I know it by our lack of learning and spiritual understanding.

I know it by our lack of commitment to the functioning of the body of Christ.

I know it by our lack of concern about our own absence from worship and bible study and those things through which the Spirit of God has chosen to work.

I know it because I struggle with it myself.

I know it because it is the same as putting Christ to death all over again, and I am convicted by the Spirit of God working through the law that says.

“If we deliberately keep on sinning after we have received the knowledge of the truth, no sacrifice for sins is left, but only a fearful expectation of judgment and of raging fire that will consume the enemies of God. Anyone who rejected the law of Moses died without mercy on the testimony of two or three witnesses. How much more severely do you think a man deserves to be punished who has trampled the Son of God under foot, who has treated as an unholy thing the blood of the covenant that sanctified him, and who has insulted the Spirit of grace?” (Hebrews 10:26-29 NIV).

We are behaving just like those people to whom Peter preached on that first Pentecost.

We are just like those people who sleep while the Spirit of God seeks them out.

We ask, “Where are the young people in our church?” Have we not yet seen what we have taught our young?

We have taught them to commit to the world and its business and pleasures at the expense of Christ. Why should they come here?
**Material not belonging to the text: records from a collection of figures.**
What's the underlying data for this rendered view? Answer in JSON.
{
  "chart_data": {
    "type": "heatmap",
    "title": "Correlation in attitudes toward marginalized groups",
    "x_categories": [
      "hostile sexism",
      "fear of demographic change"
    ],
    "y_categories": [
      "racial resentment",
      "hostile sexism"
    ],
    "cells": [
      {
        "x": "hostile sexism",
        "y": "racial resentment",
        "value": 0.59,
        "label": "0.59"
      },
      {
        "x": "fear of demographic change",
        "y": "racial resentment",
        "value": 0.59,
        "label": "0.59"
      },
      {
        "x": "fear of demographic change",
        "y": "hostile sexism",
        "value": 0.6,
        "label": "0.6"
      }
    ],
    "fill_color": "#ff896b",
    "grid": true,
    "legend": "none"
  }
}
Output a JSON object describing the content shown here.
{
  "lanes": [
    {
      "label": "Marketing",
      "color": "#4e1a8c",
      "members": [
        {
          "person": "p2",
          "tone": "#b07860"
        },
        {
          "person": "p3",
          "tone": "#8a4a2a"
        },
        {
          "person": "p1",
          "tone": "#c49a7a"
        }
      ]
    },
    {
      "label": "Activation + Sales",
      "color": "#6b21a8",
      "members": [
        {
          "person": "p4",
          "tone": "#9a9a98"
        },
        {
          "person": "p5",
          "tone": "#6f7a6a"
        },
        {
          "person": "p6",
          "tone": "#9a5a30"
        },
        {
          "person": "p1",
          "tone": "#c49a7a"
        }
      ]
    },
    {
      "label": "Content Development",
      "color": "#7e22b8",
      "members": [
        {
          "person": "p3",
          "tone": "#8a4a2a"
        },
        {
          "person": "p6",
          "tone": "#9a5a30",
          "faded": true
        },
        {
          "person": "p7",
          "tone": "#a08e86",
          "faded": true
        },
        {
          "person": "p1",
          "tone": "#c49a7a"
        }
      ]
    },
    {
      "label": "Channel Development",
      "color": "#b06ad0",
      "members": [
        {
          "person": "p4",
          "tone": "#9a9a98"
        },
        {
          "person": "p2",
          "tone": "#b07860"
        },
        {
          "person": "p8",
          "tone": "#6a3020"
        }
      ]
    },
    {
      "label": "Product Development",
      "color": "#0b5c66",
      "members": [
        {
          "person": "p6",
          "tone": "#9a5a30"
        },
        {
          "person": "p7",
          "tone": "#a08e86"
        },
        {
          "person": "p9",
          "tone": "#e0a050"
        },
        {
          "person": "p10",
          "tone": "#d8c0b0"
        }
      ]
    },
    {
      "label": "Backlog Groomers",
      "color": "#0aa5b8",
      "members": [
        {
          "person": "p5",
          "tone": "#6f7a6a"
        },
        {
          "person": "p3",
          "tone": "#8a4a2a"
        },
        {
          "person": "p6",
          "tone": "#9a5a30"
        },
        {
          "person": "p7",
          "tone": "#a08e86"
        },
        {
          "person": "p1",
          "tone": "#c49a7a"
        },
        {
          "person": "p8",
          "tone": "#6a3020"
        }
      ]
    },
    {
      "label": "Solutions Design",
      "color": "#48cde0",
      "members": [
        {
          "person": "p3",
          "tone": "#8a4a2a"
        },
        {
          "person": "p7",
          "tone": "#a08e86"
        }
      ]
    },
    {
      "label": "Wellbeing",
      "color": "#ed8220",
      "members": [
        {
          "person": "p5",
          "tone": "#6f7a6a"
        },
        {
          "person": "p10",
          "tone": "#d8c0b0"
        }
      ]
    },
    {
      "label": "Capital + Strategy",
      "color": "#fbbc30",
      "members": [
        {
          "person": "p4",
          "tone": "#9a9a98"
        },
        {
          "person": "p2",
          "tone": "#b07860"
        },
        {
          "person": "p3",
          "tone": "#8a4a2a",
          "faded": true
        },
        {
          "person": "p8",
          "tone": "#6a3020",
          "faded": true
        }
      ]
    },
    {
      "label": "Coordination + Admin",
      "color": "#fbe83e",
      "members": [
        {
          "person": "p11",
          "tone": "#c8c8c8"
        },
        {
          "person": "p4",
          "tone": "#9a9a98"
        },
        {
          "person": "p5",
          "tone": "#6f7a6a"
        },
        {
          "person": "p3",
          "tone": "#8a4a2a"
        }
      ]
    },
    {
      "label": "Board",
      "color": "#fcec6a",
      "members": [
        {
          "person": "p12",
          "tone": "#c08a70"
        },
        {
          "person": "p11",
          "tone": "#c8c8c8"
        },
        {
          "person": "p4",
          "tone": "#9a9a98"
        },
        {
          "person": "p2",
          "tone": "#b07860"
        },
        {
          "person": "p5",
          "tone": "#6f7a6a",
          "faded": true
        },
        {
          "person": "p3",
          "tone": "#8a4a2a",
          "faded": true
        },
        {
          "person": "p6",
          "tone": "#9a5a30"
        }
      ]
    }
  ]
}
You and I have done this by our own bad example.

You and I still have that evil and wicked nature in us that seeks to trample the Son of God underfoot.

And you and I will pay the consequence for it. (Pause)

… Except for one thing, The Spirit of the Living God.

          The Spirit still touches us through the water and word of Holy Baptism.

The Spirit still touches us through the written and spoken Word of Christ.

The Spirit still touches us through friends who talk to us about the hope that is within us, Christ Jesus.

The Spirit still touches us, in the Body and Blood of God’s own Son Jesus Christ.

The Spirit still touches us with God’s eternal blessings in so many ways that it’s hard to even list all the blessings. And still, we hardly take notice or give mention of all these things.

Has God died so that there is nothing to say? No!

Was Christ left to decay in the grave so that we have no hope? No!

Did God exclude us from the outpouring of His Spirit so we cannot know Him or His Word? No! If the answer to these questions is “NO” then where are we? Where is our confidence, our faith, our trust, our hope? Is it not in him who says,

“Therefore go and make disciples of all nations, baptizing them in the name of the Father and of the Son and of the Holy Spirit, and teaching them to obey everything I have commanded you. And surely I am with you always, to the very end of the age." (Matthew 28:19-20 NIV)

          Dearest friends, and beloved children of the Father, can you see in Peter the confidence we also receive through faith? Can you hear the joy of the Psalmist emanating from deep within our hearts in sacred song, singing?

“Therefore my heart is glad and my tongue rejoices; my body also will live in hope, because you will not abandon me to the grave” (vv 26-27).

Oh how blessed is the name of the Lord our God. For it is by His beloved Servant Jesus Christ, that we see and hear the things of God, because God’s Spirit lives among us and in us.

          So let us not live as if we are asleep in death, or as those who lack faith, because the Spirit has been poured out, On Him and on Us.  Amen.